Die Schweiz ist an die europäische Abfallgesetzgebung nicht gebunden, wird aber nach eigener Einschätzung im Umgang mit Abfällen und Rohstoffen auch durch die Entwicklungen auf dem Kontinent – insbesondere das EU-Kreislaufwirtschaftspaket – beeinflusst. Abfallvermeidung, Schließung von Stoffkreisläufen sowie Gewinnung und Rückführung von Sekundärrohstoffen stehen daher ebenso auf der Agenda wie eine von Bund, Kantonen und Wirtschaft geplante Abfallvermeidungsstrategie. So sollen beispielsweise die rund 10.000 Tonnen Phosphor reduziert werden, die die Schweiz jährlich einführt. Es ist vorgesehen, ab dem Jahr 2026 Phosphor aus Abwasser, Klärschlamm und Aschen rückzugewinnen, zu Recyclingdünger zu verarbeiten und damit den Bedarf an Phosphat im eigenen Land zu decken.

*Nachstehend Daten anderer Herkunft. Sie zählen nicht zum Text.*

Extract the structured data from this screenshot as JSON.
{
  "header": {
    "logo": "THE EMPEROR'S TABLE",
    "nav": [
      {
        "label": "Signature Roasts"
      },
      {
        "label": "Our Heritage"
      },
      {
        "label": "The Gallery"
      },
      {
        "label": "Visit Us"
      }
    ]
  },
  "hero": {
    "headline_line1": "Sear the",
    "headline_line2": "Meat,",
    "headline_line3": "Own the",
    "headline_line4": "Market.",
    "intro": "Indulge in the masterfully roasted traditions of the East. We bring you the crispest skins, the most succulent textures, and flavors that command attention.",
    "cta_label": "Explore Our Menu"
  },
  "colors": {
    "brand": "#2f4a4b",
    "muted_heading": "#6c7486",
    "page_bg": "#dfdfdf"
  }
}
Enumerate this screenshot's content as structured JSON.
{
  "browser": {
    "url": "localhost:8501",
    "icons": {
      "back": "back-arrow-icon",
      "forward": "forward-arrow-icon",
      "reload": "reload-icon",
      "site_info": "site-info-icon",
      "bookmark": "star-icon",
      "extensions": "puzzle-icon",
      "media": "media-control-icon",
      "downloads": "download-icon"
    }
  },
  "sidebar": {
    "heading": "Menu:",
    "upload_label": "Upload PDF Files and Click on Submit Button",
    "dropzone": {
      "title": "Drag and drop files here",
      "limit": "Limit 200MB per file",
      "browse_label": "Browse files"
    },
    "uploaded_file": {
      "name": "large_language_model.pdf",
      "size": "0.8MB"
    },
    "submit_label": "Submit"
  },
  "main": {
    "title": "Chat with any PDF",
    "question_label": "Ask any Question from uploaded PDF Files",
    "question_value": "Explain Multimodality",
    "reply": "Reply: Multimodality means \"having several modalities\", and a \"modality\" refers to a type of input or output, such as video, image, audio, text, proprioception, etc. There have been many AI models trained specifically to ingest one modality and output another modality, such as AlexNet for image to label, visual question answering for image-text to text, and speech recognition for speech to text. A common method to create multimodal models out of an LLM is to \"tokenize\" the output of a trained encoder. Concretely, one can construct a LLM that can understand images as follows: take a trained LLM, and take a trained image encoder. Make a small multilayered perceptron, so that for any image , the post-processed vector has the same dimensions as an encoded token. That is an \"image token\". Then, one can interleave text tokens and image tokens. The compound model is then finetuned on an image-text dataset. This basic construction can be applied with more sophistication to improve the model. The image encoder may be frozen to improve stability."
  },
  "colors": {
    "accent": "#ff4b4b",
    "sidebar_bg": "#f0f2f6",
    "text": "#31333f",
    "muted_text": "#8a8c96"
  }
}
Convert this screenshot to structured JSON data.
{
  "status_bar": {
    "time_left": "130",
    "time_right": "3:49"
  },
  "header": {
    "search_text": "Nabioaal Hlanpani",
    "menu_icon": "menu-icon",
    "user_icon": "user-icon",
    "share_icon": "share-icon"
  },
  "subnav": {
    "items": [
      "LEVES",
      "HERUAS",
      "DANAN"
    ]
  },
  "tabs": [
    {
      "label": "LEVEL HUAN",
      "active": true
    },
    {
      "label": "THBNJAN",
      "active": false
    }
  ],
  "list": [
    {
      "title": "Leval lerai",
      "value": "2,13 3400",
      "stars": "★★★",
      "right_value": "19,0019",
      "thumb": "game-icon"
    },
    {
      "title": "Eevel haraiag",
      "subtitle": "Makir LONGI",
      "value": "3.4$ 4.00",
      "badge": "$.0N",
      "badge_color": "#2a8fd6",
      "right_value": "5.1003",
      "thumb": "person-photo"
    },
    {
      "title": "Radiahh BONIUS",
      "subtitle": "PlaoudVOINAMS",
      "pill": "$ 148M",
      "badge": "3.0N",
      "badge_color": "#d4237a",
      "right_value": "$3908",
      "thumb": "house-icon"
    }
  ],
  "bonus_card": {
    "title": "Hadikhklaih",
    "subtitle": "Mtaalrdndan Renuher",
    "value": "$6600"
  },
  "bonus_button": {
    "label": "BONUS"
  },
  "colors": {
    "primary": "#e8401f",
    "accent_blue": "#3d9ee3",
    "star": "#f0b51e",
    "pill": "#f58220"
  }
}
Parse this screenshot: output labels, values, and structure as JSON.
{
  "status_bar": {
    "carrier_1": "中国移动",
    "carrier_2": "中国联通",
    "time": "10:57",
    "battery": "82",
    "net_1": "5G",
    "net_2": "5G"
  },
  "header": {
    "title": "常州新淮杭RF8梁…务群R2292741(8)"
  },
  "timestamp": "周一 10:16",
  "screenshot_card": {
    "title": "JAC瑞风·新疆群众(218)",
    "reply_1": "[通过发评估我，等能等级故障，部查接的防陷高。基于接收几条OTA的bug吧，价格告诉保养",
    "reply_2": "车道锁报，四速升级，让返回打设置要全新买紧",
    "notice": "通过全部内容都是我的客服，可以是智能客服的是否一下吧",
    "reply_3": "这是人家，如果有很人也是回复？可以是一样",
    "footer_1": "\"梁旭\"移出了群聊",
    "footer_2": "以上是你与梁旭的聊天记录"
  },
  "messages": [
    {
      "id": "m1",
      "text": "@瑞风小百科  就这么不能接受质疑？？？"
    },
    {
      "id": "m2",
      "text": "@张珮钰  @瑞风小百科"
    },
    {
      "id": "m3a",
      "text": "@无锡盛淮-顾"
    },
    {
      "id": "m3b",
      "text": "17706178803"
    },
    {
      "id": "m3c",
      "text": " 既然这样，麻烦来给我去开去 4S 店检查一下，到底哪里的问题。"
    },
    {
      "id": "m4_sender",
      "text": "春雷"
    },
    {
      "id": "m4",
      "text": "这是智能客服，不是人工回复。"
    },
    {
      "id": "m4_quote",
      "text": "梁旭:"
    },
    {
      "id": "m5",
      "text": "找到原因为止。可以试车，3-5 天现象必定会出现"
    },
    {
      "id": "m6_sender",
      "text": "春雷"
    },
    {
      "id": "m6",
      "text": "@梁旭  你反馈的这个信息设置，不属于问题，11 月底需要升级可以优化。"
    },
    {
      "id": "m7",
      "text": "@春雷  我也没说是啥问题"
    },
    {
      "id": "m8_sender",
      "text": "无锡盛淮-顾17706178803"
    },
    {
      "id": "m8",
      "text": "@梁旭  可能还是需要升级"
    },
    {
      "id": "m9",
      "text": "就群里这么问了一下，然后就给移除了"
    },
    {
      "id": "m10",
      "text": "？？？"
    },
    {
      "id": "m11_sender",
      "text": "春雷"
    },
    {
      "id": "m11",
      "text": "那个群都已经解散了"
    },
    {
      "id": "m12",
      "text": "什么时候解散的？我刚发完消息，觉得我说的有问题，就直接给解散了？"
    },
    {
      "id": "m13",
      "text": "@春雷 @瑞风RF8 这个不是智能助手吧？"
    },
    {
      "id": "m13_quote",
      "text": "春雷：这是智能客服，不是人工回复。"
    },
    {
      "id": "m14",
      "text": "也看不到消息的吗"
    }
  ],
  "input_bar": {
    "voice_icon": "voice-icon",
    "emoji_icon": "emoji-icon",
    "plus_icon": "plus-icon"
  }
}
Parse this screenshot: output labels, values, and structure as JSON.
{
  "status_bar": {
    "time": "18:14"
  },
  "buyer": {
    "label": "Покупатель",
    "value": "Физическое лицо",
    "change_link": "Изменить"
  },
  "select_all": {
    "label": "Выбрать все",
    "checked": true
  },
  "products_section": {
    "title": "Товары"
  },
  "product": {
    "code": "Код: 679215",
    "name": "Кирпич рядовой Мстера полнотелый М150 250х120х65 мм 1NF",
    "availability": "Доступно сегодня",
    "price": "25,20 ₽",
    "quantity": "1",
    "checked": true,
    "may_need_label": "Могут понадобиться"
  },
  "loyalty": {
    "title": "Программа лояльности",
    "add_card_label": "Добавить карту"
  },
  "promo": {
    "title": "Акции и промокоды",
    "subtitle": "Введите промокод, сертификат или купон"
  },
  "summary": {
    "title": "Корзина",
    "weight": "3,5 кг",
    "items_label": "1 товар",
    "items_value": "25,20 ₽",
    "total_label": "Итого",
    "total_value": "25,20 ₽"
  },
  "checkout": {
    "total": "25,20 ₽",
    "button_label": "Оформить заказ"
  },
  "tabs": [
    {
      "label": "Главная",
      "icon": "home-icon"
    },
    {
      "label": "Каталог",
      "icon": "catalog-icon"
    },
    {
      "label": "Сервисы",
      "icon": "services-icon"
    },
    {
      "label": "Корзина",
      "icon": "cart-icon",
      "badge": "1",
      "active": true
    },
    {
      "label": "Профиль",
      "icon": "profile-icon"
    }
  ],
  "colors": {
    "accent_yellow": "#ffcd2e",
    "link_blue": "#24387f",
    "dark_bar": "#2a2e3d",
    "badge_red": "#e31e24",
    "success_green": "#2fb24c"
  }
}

Weitere Aufgaben erwarten die Schweiz auf dem Gebiet der mit Abfällen belasteten Standorte. Die rund 38.000 Standorte sind in öffentlich zugänglichen Katastern erfasst. Rund 16.000 gelten als untersuchungsbedürftig; rund 10.000 wurden bereits inspiziert und klassiert. Etwa zehn Prozent der Standorte gelten als sogenannte Altlasten, von denen mittlerweile 1.000 – darunter die drei großen Sondermülldeponien in Monthey, Bonfol und Kölliken – saniert wurden. Zustand und Entwicklung im Bereich untersuchungsbedürftiger Standorte bewertet der Umweltbericht als gut beziehungsweise positiv, jene auf dem Gebiet der Altlastensanierung als mittelmäßig beziehungsweise positiv.

Für den gesamten Produkt-Lebenszyklus

Handlungsbedarf hält die Schweiz nicht nur bei der direkten Abfallvermeidung für erforderlich, sondern stuft auch Maßnahmen über den gesamten Produkt-Lebenszyklus als dringlich ein. Hierzu zählen unter anderem Ökodesign, richtige Verwendung oder auch Reparierfähigkeit und Langlebigkeit von Produkten. Zudem will die Berner Regierung die Akzeptanz insbesondere im Bausektor durch entsprechende Regelwerke, zusätzliche Informationen und freiwillige Branchenlösungen erhöhen. Der Blick auf zukünftige Entwicklungen im Abfallsektor – Stichwort Nanoabfälle – sollte geschärft und ebenso die Möglichkeiten der Digitalisierung für die Kreislaufwirtschaft ausgeschöpft werden. Der Bericht des Bundesrates „Umwelt Schweiz 2018“ kann unter www.bafu.admin.ch/dam/bafu/de/dokumente/allgemein/uz-umwelt-zustand/umwelt-schweiz-2018.pdf.download.pdf/Umweltbericht2018_D.pdf heruntergeladen werden.